This is my take on the Menopause Cake recipe that got some coverage last year. Actually its just a really nice sort of fruit or tea cake whether so don't be put off by the title! Full of omega 3 rich nuts and seeds, with spices from cinnamon and nutmeg, this cake is made with all soy flour and soy milk. These, together with the flaxseeds, give the cake a important source of phyto-oestrogens - isoflavones and lignans that can mimic oestrogen in the body and lessen the effects that the menopausal oestrogen drop.
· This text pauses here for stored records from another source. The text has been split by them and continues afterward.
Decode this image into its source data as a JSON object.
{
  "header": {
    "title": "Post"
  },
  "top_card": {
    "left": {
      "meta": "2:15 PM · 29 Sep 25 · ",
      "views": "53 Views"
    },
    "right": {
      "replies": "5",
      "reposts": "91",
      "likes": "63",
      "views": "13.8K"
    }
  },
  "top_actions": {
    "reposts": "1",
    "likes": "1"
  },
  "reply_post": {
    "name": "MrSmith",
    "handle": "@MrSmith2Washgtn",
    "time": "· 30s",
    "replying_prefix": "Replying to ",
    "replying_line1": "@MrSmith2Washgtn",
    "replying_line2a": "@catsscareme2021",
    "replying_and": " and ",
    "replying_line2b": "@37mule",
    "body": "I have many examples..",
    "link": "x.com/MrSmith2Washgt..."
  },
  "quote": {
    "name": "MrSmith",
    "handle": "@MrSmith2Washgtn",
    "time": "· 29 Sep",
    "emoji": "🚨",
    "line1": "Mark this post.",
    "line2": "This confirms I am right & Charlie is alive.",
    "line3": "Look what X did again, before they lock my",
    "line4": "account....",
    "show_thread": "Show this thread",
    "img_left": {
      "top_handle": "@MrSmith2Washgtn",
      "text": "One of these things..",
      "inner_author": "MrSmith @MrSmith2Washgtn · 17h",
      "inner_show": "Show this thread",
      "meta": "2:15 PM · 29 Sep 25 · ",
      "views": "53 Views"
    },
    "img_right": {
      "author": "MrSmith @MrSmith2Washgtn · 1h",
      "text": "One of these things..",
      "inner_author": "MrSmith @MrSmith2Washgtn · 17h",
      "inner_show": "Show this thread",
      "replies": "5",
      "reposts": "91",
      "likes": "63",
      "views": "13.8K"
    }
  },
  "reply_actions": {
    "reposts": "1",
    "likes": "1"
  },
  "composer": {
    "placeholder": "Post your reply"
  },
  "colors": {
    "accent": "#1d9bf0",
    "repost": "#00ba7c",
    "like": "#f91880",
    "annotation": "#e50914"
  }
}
The effect is mild, but including these and fermented forms of soy (such as tofu, miso and tempeh) in a more plant based and anti-inflammatory diet is one positive thing you can do if you are suffering with hot flashes, night sweats and other uncomfortable symptoms.
You will need:
100g soya flour
100g wholemeal self raising flour
100 rolled oats
100g linseeds / flaxseeds – whole or ground
50g pumpkin seeds
50g sunflower seeds
50g sesame seeds
50g walnuts or flaked almonds
2 pieces of finely chopped stem ginger
225g of raisons or dried cranberries
½ tsp cinnamon
½ tsp nutmeg
½ tsp ground ginger
525ml soya milk
1 tbsp of malt extract
Method
Gently mix the dry ingredients in a large bowl and add the soya milk and malt extract. Mix thoroughly and leave to rest for about an hour. If the mixture looks very heavy, add a little more soya milk. It should fall loosely off the spoon, like the mix for a Christmas cake. When you’re ready, heat your oven to 190 degrees C/375 F/Gas mark 5. Line a large baking tin with parchment and grease this again with butter or alternative. Bake for 1 hour 20 mins and then leave to cool, but eat first slice whilst warm with a little butter and a cup of your favourite tea!